Professeur de médecine, pédiatre et immunologiste, précurseur dans le traitement des « bébés-bulle », Claude Griscelli est mondialement reconnu pour ses recherches dans le domaine des déficits immunitaires héréditaires. Ancien directeur général de l’Inserm, il a aussi largement œuvré au développement de la collaboration scientifique entre chercheurs et médecins. À 83 ans, il est encore aujourd’hui toujours animé par le même désir de faire avancer la science au bénéfice des malades.
Par Karine Casalta
Car pour ce médecin-chercheur, « les liens entre la maladie et la recherche sont essentiels ! ». Ils permettent par la compréhension des maladies de progresser dans le domaine du diagnostic et surtout de la thérapeutique. « Un bon médecin n’est pas obligé de faire de la recherche ni d’être professeur de médecine, mais quand on est professeur de médecine et qu’on fait de la recherche on fait avancer les choses; tel patient qui avait une maladie que je ne savais pas nommer m’obligeait à aller comprendre cette maladie, en chercher les causes et les traitements pour les guérir et les soulager. C’est pourquoi j’ai toujours conjugué les deux!» Ainsi, de Sonia, une petite patiente qui présentait un déficit immunitaire combiné sévère, pour laquelle il réussit la première greffe de moelle osseuse en 1972, après avoir créé le premier prototype de «bulle» pour la maintenir en milieu stérile, à Nadia, arrivée dans son service avec une maladie génétique inconnue, que ses recherches ont permis de décrire en 1978 comme symptôme de déficit immunitaire et albinisme partiel, nommée aujourd’hui «maladie de Griscelli», et bien d’autres encore, ses innovations médicales ont ainsi toujours été étroitement liées aux patients rencontrés.
Vocation précoce
Un intérêt pour la médecine qu’il a développé assez tôt, et presque par hasard, en raison d’une tuberculose contractée dans l’adolescence! Cloué au lit et condamné à un repos forcé durant toute une année, il plonge alors dans la lecture et découvre le monde des sanatoriums avec Corps et âmes de Max Van der Meersch, ou encore celui des hôpitaux avec Les hommes en blanc d’André Soubiran. Des ouvrages qui vont contribuer à sa vocation; Claude Griscelli vit alors au Maroc où sa famille, originaire de Vezzani par son père et de Cervione par sa mère, est installée. Joueur de tennis accompli, présélectionné en cadet pour aller disputer Roland-Garros, cet événement va marquer la fin précoce d’une possible carrière de joueur pour lui ouvrir une tout autre voie. Après son bac, il passe ainsi le concours d’entrée à l’école de médecine où il est reçu major. Orphelin de père depuis ses 15 ans, l’excellence de ses résultats lui permet alors d’obtenir une bourse pour partir étudier à Paris. Après son externat effectué auprès du professeur Mozziconacci, grand pédiatre et très ouvert à la recherche, il réussit brillamment en 1962 l’internat des Hôpitaux de Paris et rejoint le service d’immunologie du professeur Claude Bernard avec lequel il découvre cette spécialité. Dès 1964, il se spécialise dans ce domaine qui le conduira à travailler successivement dans l’unité de recherche Inserm de Maxime Seligmann, puis dans le laboratoire de Baruj Benacerraf à la New York University, où durant un an il se consacre à la recherche pure. Rentré en France, il retrouve en 1968, le professeur Mozziconacci et crée avec lui le département d’immunologie et d’hématologie pédiatrique à l’hôpital Necker-Enfants malades. Successivement chef de clinique-assistant des Hôpitaux de Paris, puis Professeur à l’Université Paris 5, il travaillera durant plus de 40 ans sur les déficits immunitaires chroniques chez les enfants et les adolescents.

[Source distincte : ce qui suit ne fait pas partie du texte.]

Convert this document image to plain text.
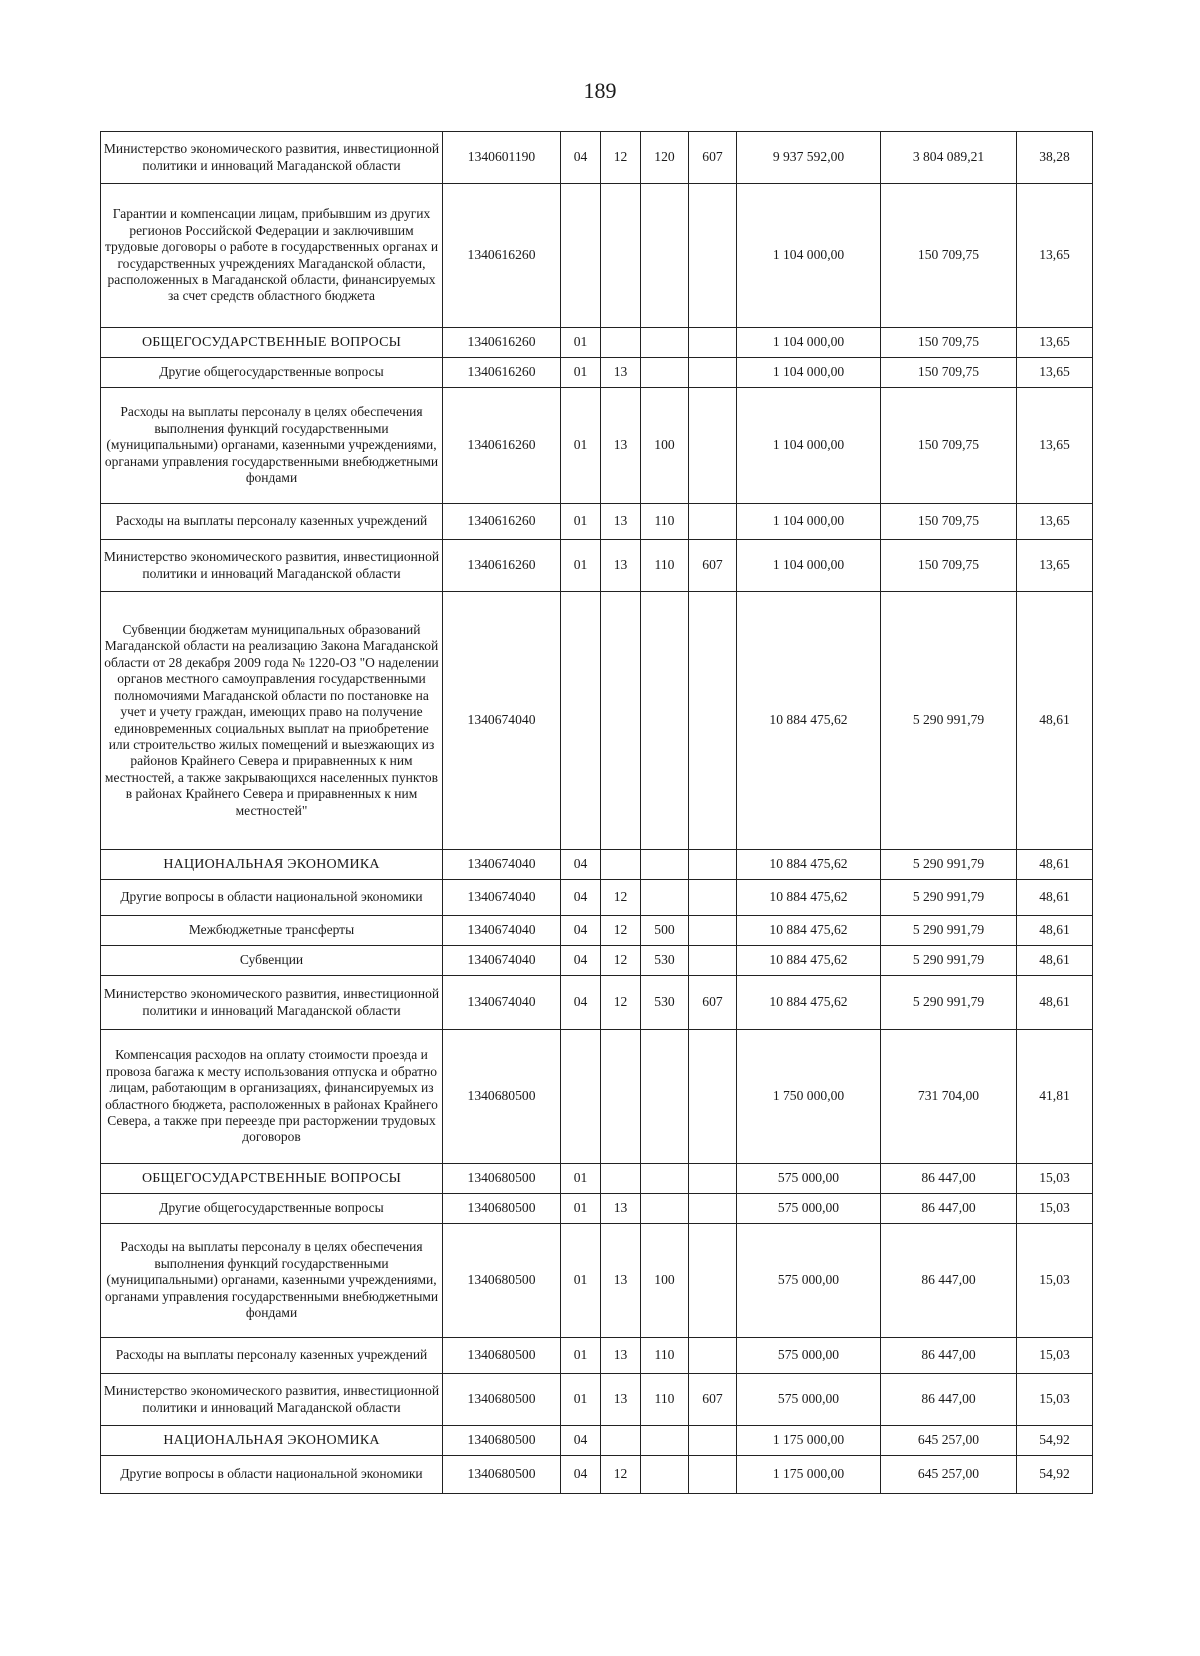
189
Министерство экономического развития, инвестиционной политики и инноваций Магаданской области	1340601190	04	12	120	607	9 937 592,00	3 804 089,21	38,28
Гарантии и компенсации лицам, прибывшим из других регионов Российской Федерации и заключившим трудовые договоры о работе в государственных органах и государственных учреждениях Магаданской области, расположенных в Магаданской области, финансируемых за счет средств областного бюджета	1340616260					1 104 000,00	150 709,75	13,65
ОБЩЕГОСУДАРСТВЕННЫЕ ВОПРОСЫ	1340616260	01				1 104 000,00	150 709,75	13,65
Другие общегосударственные вопросы	1340616260	01	13			1 104 000,00	150 709,75	13,65
Расходы на выплаты персоналу в целях обеспечения выполнения функций государственными (муниципальными) органами, казенными учреждениями, органами управления государственными внебюджетными фондами	1340616260	01	13	100		1 104 000,00	150 709,75	13,65
Расходы на выплаты персоналу казенных учреждений	1340616260	01	13	110		1 104 000,00	150 709,75	13,65
Министерство экономического развития, инвестиционной политики и инноваций Магаданской области	1340616260	01	13	110	607	1 104 000,00	150 709,75	13,65
Субвенции бюджетам муниципальных образований Магаданской области на реализацию Закона Магаданской области от 28 декабря 2009 года № 1220-ОЗ "О наделении органов местного самоуправления государственными полномочиями Магаданской области по постановке на учет и учету граждан, имеющих право на получение единовременных социальных выплат на приобретение или строительство жилых помещений и выезжающих из районов Крайнего Севера и приравненных к ним местностей, а также закрывающихся населенных пунктов в районах Крайнего Севера и приравненных к ним местностей"	1340674040					10 884 475,62	5 290 991,79	48,61
НАЦИОНАЛЬНАЯ ЭКОНОМИКА	1340674040	04				10 884 475,62	5 290 991,79	48,61
Другие вопросы в области национальной экономики	1340674040	04	12			10 884 475,62	5 290 991,79	48,61
Межбюджетные трансферты	1340674040	04	12	500		10 884 475,62	5 290 991,79	48,61
Субвенции	1340674040	04	12	530		10 884 475,62	5 290 991,79	48,61
Министерство экономического развития, инвестиционной политики и инноваций Магаданской области	1340674040	04	12	530	607	10 884 475,62	5 290 991,79	48,61
Компенсация расходов на оплату стоимости проезда и провоза багажа к месту использования отпуска и обратно лицам, работающим в организациях, финансируемых из областного бюджета, расположенных в районах Крайнего Севера, а также при переезде при расторжении трудовых договоров	1340680500					1 750 000,00	731 704,00	41,81
ОБЩЕГОСУДАРСТВЕННЫЕ ВОПРОСЫ	1340680500	01				575 000,00	86 447,00	15,03
Другие общегосударственные вопросы	1340680500	01	13			575 000,00	86 447,00	15,03
Расходы на выплаты персоналу в целях обеспечения выполнения функций государственными (муниципальными) органами, казенными учреждениями, органами управления государственными внебюджетными фондами	1340680500	01	13	100		575 000,00	86 447,00	15,03
Расходы на выплаты персоналу казенных учреждений	1340680500	01	13	110		575 000,00	86 447,00	15,03
Министерство экономического развития, инвестиционной политики и инноваций Магаданской области	1340680500	01	13	110	607	575 000,00	86 447,00	15,03
НАЦИОНАЛЬНАЯ ЭКОНОМИКА	1340680500	04				1 175 000,00	645 257,00	54,92
Другие вопросы в области национальной экономики	1340680500	04	12			1 175 000,00	645 257,00	54,92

Faire de la recherche au plus près des malades
Ses travaux ont conduit à l’identification de plusieurs maladies génétiques complexes, dont celle qui porte son nom. Père des « bébés-bulle » dans les années 70, il est à l’initiative d’un traitement par greffe de moelle osseuse pour guérir les déficits immunitaires graves de l’enfant et on lui doit d’avoir initier les premières démarches de thérapies géniques pour les corriger. Il découvrira aussi dès 1984, en collaboration avec l’équipe de Luc Montagnier, la transmission du VIH de la mère à l’enfant et participera à la mise en place de thérapies dédiées pour permettre aux enfants de naître sans le virus. Directeur général de l’Inserm de 1996 à 2001, avant d’être nommé conseiller d’État à titre extraordinaire, représentant de la médecine et la santé publique, jusqu’en 2005, Claude Griscelli a toujours œuvré pour le rapprochement de la recherche et des activités de soins, afin d’apporter au plus vite aux patients et leurs familles des réponses diagnostiques et thérapeutiques. Un rapprochement concrétisé aujourd’hui avec «Imagine», un institut pour l’étude des maladies génétiques rares créé à son initiative en 2007, qui réunit dans un même lieu médecins, chercheurs, ingénieurs, techniciens, au plus près des malades « avec une efficacité incroyable ! ». Investi dans de nombreuses œuvres caritatives, il est aussi à l’origine de la fondation des Hôpitaux de Paris, créée en 1989, pour améliorer la vie quotidienne des malades. Par ailleurs, seul médecin français membre de l’Académie des Sciences de Rabat, il travaille aussi aujourd’hui au développement d’un institut de recherche au Maroc sur les maladies génétiques. Un engagement sans fin au service des malades auquel le médecin à la carrière phénoménale n’est pas prêt de mettre un terme !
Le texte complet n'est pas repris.